The facility is also known as the Oak Ridge Research Reactor, which was built in the mid-1950s and used for isotope production before Oak Ridge shut down all its reactors in 1987. Taking down the facility is one of the biggest projects that Amentum-led United Cleanup Oak Ridge (UCOR) has underway at the national lab, DOE said in a press release.
UCOR workers, using a 72-inch diamond wire saw, last week severed the connections holding the lower reactor vessel in place at the bottom of the reactor pool, DOE said in the press release. A 20-ton overhead crane was employed to life the vessel and place it into a cask for offsite shipment and disposal. DOE started removing the top portion of the reactor in November 2023.

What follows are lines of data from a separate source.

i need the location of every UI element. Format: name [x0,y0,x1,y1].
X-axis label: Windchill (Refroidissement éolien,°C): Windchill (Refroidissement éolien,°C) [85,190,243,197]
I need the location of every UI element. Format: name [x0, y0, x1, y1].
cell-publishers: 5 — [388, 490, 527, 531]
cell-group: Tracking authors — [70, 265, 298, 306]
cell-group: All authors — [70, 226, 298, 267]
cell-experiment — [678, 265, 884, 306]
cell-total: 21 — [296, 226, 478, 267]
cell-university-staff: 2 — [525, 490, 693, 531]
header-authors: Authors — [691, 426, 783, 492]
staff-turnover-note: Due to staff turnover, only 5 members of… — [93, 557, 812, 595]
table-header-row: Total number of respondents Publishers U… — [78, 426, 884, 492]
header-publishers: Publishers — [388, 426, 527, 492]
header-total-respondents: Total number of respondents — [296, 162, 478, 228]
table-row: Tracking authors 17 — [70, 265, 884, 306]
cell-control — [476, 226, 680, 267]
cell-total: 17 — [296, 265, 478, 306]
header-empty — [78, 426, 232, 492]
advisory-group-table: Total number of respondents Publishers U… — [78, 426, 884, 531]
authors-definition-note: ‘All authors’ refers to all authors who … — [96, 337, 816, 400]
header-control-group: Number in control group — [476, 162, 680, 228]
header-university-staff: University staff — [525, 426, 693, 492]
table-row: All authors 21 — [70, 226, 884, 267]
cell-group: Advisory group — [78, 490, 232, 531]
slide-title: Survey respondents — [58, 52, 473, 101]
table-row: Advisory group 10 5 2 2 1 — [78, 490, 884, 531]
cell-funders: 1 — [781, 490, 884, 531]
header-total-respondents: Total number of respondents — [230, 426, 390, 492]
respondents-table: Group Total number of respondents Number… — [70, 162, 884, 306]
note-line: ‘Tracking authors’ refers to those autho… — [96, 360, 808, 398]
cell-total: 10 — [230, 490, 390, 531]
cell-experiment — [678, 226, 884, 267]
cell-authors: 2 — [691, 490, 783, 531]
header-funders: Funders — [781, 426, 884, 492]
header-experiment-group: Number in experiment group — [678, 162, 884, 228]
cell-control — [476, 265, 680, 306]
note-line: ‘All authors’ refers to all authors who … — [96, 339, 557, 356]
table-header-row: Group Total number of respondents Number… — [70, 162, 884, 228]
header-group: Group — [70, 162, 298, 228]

Work on the bottom portion of the vessel has involved removing 127,000 gallons of sediment and water from the pool floor, DOE’s Office of Environmental Management said in the recent press release. Twenty crew members loaded 157,000 contaminated bricks from the basement that surrounded the pool.
Remaining work includes deactivating about 6,000 feet of pipe and draining the rest of the pool water, DOE said.
The vessel will be sent to the Nevada National Security Site for disposal, said a DOE spokesperson. EnergySolutions is assisting DOE with the process, the spokesperson said.